Every other chamber in the decaying dungeon was empty.
Perhaps it was not the only place in the palace where prisoners could be kept, but at least it seemed the crown did not regularly deem anyone worthy of this terrible treatment.
Cin wasn’t sure whether to be insulted or honored by that.
Was its emptiness the reason so many bastards roamed the streets? This form of justice seemed no more desirable than a blade, though.
Prince Lorenz finally set Cin down at the top of the dungeon’s stairwell, where the musky, dark tunnels turned to the clean and well-lit hallways of what appeared to be the castle’s guard wing, though of the few guards who passed by them, none stopped to intrude on the situation.
Word must have already spread that Cin’s name had been cleared, even if the reason behind it would remain a secret.
As Cin tried to step away though, Prince Lorenz took his hand. “You won’t be questioned if I’m here.”
Cin couldn’t argue with that, nor with the warmth of the prince’s hand, nor the way his presence made Cin stronger as he forced himself to journey back around the castle toward the darker side of the estate.
As they walked, birds gathered along the eaves of the buildings, dozens upon dozens of them flooding down from the dovecote above. Guiding his way.
He followed them.
Cin’s binding seemed to be growing tighter with each step, but he didn’t bother to take the time to stop and loosen it. There would be no soldiers chasing him now, at least.

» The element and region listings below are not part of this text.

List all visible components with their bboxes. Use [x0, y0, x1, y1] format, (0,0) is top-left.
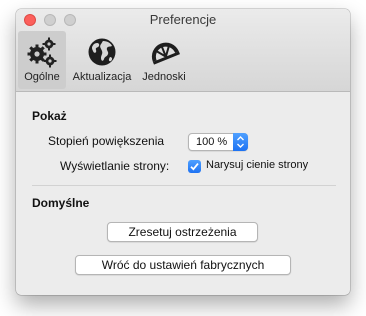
window-title: Preferencje [149, 12, 217, 27]
tab-update-label: Aktualizacja [72, 71, 132, 83]
preferences-window: Preferencje Ogólne Aktualizacja Jednoski… [16, 9, 350, 295]
zoom-value: 100 % [196, 136, 228, 148]
defaults-section-title: Domyślne [32, 196, 90, 210]
draw-shadows-checkbox[interactable] [188, 160, 201, 173]
zoom-popup-button[interactable]: 100 % [188, 133, 248, 151]
protractor-icon [151, 42, 180, 65]
gears-icon [27, 37, 57, 68]
tab-units[interactable]: Jednoski [138, 31, 190, 89]
tab-update[interactable]: Aktualizacja [68, 31, 136, 89]
globe-icon [88, 38, 116, 66]
section-divider [32, 185, 336, 186]
show-section-title: Pokaż [32, 109, 67, 123]
tab-general[interactable]: Ogólne [18, 31, 66, 89]
reset-warnings-button[interactable]: Zresetuj ostrzeżenia [107, 222, 258, 242]
factory-reset-button[interactable]: Wróć do ustawień fabrycznych [75, 255, 291, 275]
draw-shadows-label[interactable]: Narysuj cienie strony [206, 159, 308, 171]
tab-units-label: Jednoski [142, 71, 186, 83]
general-pane: Pokaż Stopień powiększenia 100 % Wyświet… [16, 92, 350, 295]
tab-general-label: Ogólne [24, 71, 60, 83]
chevron-up-down-icon [233, 133, 248, 151]
title-bar: Preferencje Ogólne Aktualizacja Jednoski [16, 9, 350, 92]
zoom-label: Stopień powiększenia [48, 134, 165, 148]
page-view-label: Wyświetlanie strony: [60, 159, 170, 173]
checkmark-icon [190, 163, 199, 171]
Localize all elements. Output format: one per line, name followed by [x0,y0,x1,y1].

No rooftops to fall from. Once he found Perdition, it wouldn’t matter if the pain brought him to his knees.
He gritted his teeth at the memory of his capture, and for what felt like the hundredth time, he wished he had been born slimmer in the chest, with a form that didn’t require any pressure placed upon its tender sides for him to feel at peace with his own body.

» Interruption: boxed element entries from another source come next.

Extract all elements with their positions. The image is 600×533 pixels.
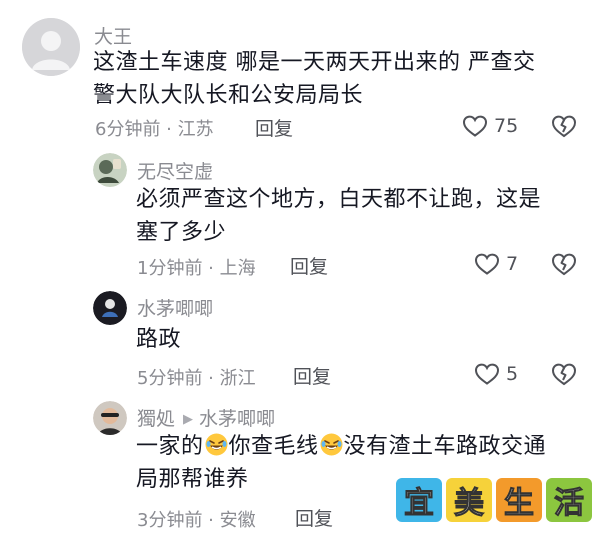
comment-username[interactable]: 獨処 — [137, 408, 175, 430]
comment-text: 路政 — [136, 323, 181, 356]
reply-button[interactable]: 回复 — [255, 114, 293, 141]
user-avatar[interactable] — [93, 291, 127, 325]
like-button[interactable]: 7 — [474, 252, 518, 276]
user-avatar[interactable] — [93, 153, 127, 187]
comment-username[interactable]: 水茅唧唧 — [137, 294, 213, 321]
user-avatar-icon — [93, 291, 127, 325]
like-count: 7 — [506, 253, 519, 275]
user-avatar[interactable] — [22, 18, 80, 76]
laughing-tears-emoji — [205, 433, 228, 456]
like-count: 5 — [506, 363, 519, 385]
comment-username: 獨処 ▶ 水茅唧唧 — [137, 404, 275, 431]
comment-text-line: 这渣土车速度 哪是一天两天开出来的 严查交 — [93, 50, 536, 75]
like-count: 75 — [494, 115, 519, 137]
watermark-char-text: 宜 — [404, 486, 435, 522]
comment-text-line: 塞了多少 — [136, 220, 227, 245]
laughing-tears-emoji — [320, 433, 343, 456]
comment-meta: 3分钟前 · 安徽 — [137, 510, 256, 531]
watermark-char: 活 — [546, 478, 592, 522]
heart-outline-icon — [462, 115, 488, 137]
dislike-button[interactable] — [551, 113, 577, 139]
heart-outline-icon — [474, 363, 500, 385]
comment-item: 无尽空虚 必须严查这个地方，白天都不让跑，这是 塞了多少 1分钟前 · 上海 回… — [0, 150, 600, 285]
broken-heart-outline-icon — [551, 363, 577, 386]
comment-text: 这渣土车速度 哪是一天两天开出来的 严查交 警大队大队长和公安局局长 — [93, 46, 536, 112]
comment-text-fragment: 你查毛线 — [228, 434, 319, 459]
reply-to-username[interactable]: 水茅唧唧 — [199, 408, 275, 430]
comment-text: 必须严查这个地方，白天都不让跑，这是 塞了多少 — [136, 183, 541, 249]
comment-text-fragment: 没有渣土车路政交通 — [343, 434, 547, 459]
reply-button[interactable]: 回复 — [295, 504, 333, 531]
comment-text-line: 路政 — [136, 327, 182, 352]
like-button[interactable]: 75 — [462, 114, 518, 138]
comment-username[interactable]: 无尽空虚 — [137, 157, 213, 184]
watermark-char: 美 — [446, 478, 492, 522]
reply-arrow-icon: ▶ — [183, 412, 194, 427]
comment-text-line: 必须严查这个地方，白天都不让跑，这是 — [136, 187, 542, 212]
default-avatar-icon — [22, 18, 80, 76]
comment-meta: 1分钟前 · 上海 — [137, 258, 256, 279]
reply-button[interactable]: 回复 — [290, 252, 328, 279]
comment-meta: 5分钟前 · 浙江 — [137, 368, 256, 389]
broken-heart-outline-icon — [551, 115, 577, 138]
watermark-char-text: 生 — [504, 486, 535, 522]
comment-username[interactable]: 大王 — [94, 22, 132, 49]
comment-item: 大王 这渣土车速度 哪是一天两天开出来的 严查交 警大队大队长和公安局局长 6分… — [0, 0, 600, 150]
comment-text-line: 警大队大队长和公安局局长 — [93, 83, 364, 108]
comment-text-fragment: 一家的 — [136, 434, 204, 459]
broken-heart-outline-icon — [551, 253, 577, 276]
comment-meta: 6分钟前 · 江苏 — [95, 119, 214, 140]
dislike-button[interactable] — [551, 361, 577, 387]
heart-outline-icon — [474, 253, 500, 275]
comment-text-line: 一家的 你查毛线 没有渣土车路政交通 — [136, 430, 546, 463]
watermark-char: 生 — [496, 478, 542, 522]
watermark-logo: 宜 美 生 活 — [396, 478, 592, 522]
like-button[interactable]: 5 — [474, 362, 518, 386]
user-avatar-icon — [93, 401, 127, 435]
watermark-char: 宜 — [396, 478, 442, 522]
watermark-char-text: 美 — [454, 486, 485, 522]
dislike-button[interactable] — [551, 251, 577, 277]
user-avatar-icon — [93, 153, 127, 187]
reply-button[interactable]: 回复 — [293, 362, 331, 389]
user-avatar[interactable] — [93, 401, 127, 435]
comment-item: 水茅唧唧 路政 5分钟前 · 浙江 回复 5 — [0, 285, 600, 395]
watermark-char-text: 活 — [554, 486, 585, 522]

Since they’d arrived, the mere sight of his own breasts left him wanting to slip backwards out of his skin with such aggression that the pain had always seemed worth the price… but now…
And if the shortcomings of his body had somehow led to Perdition’s death...
Cin didn’t want to even consider that. But the closer he came to where he’d been caught, the more the gathered birds seemed like a funeral procession, their heads bowed and their silence unnerving for such a large flock. He held the prince’s hand all the tighter.
Together, they walked through the darkness.